Take a look around you. It doesn’t take a genius to see that the spreadsheet is everywhere. I once was at a company in the Midwest that estimated that 4,000,000 unique spreadsheets were created each year in just one building. (That was just a guess. Nobody really knew. It is entirely possible that the actual number was even higher.)
What does that mean? Among other things, it means that some employees at the company did little more than spend their days creating new spreadsheets.
So what’s the big attraction? For all the value of the spreadsheet, probably the single largest attraction is that of CONTROL. When I have my own spreadsheet, I have total and perfect control over what data goes onto the spreadsheet and how that data is to be interpreted. So autonomy of the end user is one of the biggest (if not the biggest) attractions of the spreadsheet.
Another attraction of the spreadsheet is that I can get the data on a computer. I don’t need the IT department to create a new transaction or a new report in order for me to create my own small form of automation. I can have my own automation immediately.
Yet another attraction of the spreadsheet is that I can get the spreadsheet to do things for me. I can cause it to add numbers together, and I can get it to do multiplications and divisions. If I want to do something other than the mere collection of data, then I can get the spreadsheet to do lots of things.
There are other ancillary uses of the spreadsheet. I can use the spreadsheet to document things. I can use the spreadsheet as a form of communication. I can use the spreadsheet as a form of analysis. At the end of the day, the technology that supports the spreadsheet is inexpensive. In a word, there are good reasons why the spreadsheet is as popular as it is.

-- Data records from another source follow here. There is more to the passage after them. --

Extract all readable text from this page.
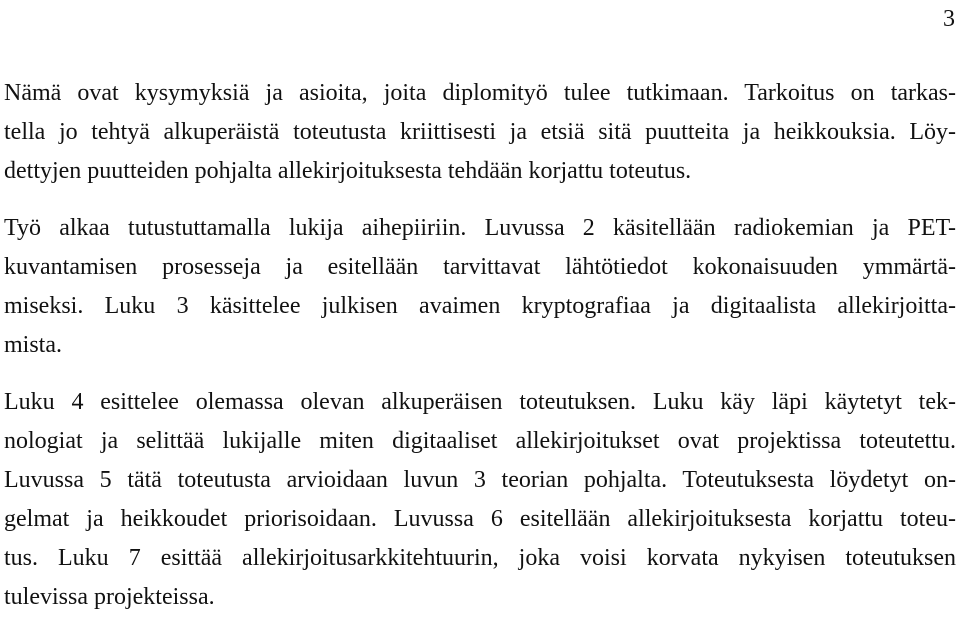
3

Nämä ovat kysymyksiä ja asioita, joita diplomityö tulee tutkimaan. Tarkoitus on tarkas-
tella jo tehtyä alkuperäistä toteutusta kriittisesti ja etsiä sitä puutteita ja heikkouksia. Löy-
dettyjen puutteiden pohjalta allekirjoituksesta tehdään korjattu toteutus.

Työ alkaa tutustuttamalla lukija aihepiiriin. Luvussa 2 käsitellään radiokemian ja PET-
kuvantamisen prosesseja ja esitellään tarvittavat lähtötiedot kokonaisuuden ymmärtä-
miseksi. Luku 3 käsittelee julkisen avaimen kryptografiaa ja digitaalista allekirjoitta-
mista.

Luku 4 esittelee olemassa olevan alkuperäisen toteutuksen. Luku käy läpi käytetyt tek-
nologiat ja selittää lukijalle miten digitaaliset allekirjoitukset ovat projektissa toteutettu.
Luvussa 5 tätä toteutusta arvioidaan luvun 3 teorian pohjalta. Toteutuksesta löydetyt on-
gelmat ja heikkoudet priorisoidaan. Luvussa 6 esitellään allekirjoituksesta korjattu toteu-
tus. Luku 7 esittää allekirjoitusarkkitehtuurin, joka voisi korvata nykyisen toteutuksen
tulevissa projekteissa.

The Dark Side of Spreadsheets
But is the spreadsheet a really good thing? It turns out there are some really dark sides to the spreadsheet. Consider the following:
- Because the spreadsheet is so easy to use, anyone can enter a number on it. I could walk in one day and decide that I need to change monthly revenue numbers. Can I do this? Sure I can. Does my employer like me doing this? Probably not. Does the IRS like me doing this? Certainly not. If I want auditable numbers, the spreadsheet is not the place to find them.

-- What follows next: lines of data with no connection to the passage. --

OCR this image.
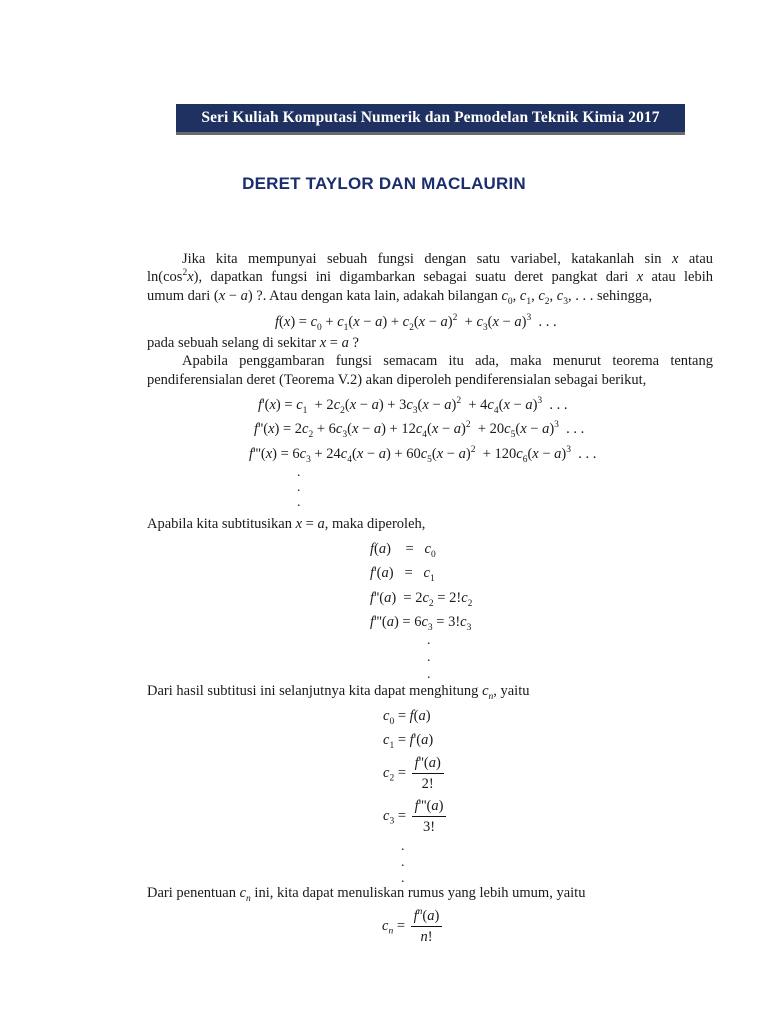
Seri Kuliah Komputasi Numerik dan Pemodelan Teknik Kimia 2017
DERET TAYLOR DAN MACLAURIN
Jika kita mempunyai sebuah fungsi dengan satu variabel, katakanlah sin x atau
$\ln(\cos^2x)$, dapatkan fungsi ini digambarkan sebagai suatu deret pangkat dari x atau lebih
umum dari (x − a) ?. Atau dengan kata lain, adakah bilangan $c_0$, $c_1$, $c_2$, $c_3$, . . . sehingga,
$f(x) = c_0 + c_1(x - a) + c_2(x - a)^2 + c_3(x - a)^3$  . . .
pada sebuah selang di sekitar x = a ?
Apabila penggambaran fungsi semacam itu ada, maka menurut teorema tentang
pendiferensialan deret (Teorema V.2) akan diperoleh pendiferensialan sebagai berikut,
$f'(x) = c_1 + 2c_2(x - a) + 3c_3(x - a)^2 + 4c_4(x - a)^3$  . . .
$f''(x) = 2c_2 + 6c_3(x - a) + 12c_4(x - a)^2 + 20c_5(x - a)^3$  . . .
$f'''(x) = 6c_3 + 24c_4(x - a) + 60c_5(x - a)^2 + 120c_6(x - a)^3$  . . .
.
.
.
Apabila kita subtitusikan x = a, maka diperoleh,
f(a)    =   $c_0$
$f'(a) = c_1$
$f''(a) = 2c_2 = 2!c_2$
$f'''(a) = 6c_3 = 3!c_3$
.
.
.
Dari hasil subtitusi ini selanjutnya kita dapat menghitung $c_n$, yaitu
$c_0 = f(a)$
$c_1 = f'(a)$
$c_2 = \frac{f''(a)}{2!}$
$c_3 = \frac{f'''(a)}{3!}$
.
.
.
Dari penentuan $c_n$ ini, kita dapat menuliskan rumus yang lebih umum, yaitu
$c_n = \frac{f^n(a)}{n!}$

- One day my computer crashes and I lose all my data on the computer, including all my spreadsheets. Can I easily and automatically recreate my spreadsheets? The answer is that unless I have already thought about it and prepared for such an eventuality, I am out of luck. There is no nice, neat and easy way to automatically recreate my spreadsheets unless I have prepared for it.
- One day I excitedly share my spreadsheet results with management. Then my neighbor shares her spreadsheet results with management. The problem is that her spreadsheet results are in direct contradiction with my results. How do I defend my results? How do I convince management of the truth of my spreadsheet and the inadequacies of my neighbor’s spreadsheet? My organization has a problem on its hands.
- One day I look over a spreadsheet I created six months ago. Now I can’t figure out how the calculations were made or even where the data came from.
- One day I want to examine someone else’s spreadsheet. I find the little formulas that sit behind every cell in a spreadsheet. The problem is that trying to decipher the meaning of a given cell is like trying to understand Greek. And I don’t read or understand Greek.
So there is no question that spreadsheets are pervasive. And there is no question that spreadsheets have solved some of the world’s problems when it comes to management of data. But spreadsheets come with a whole new set of problems.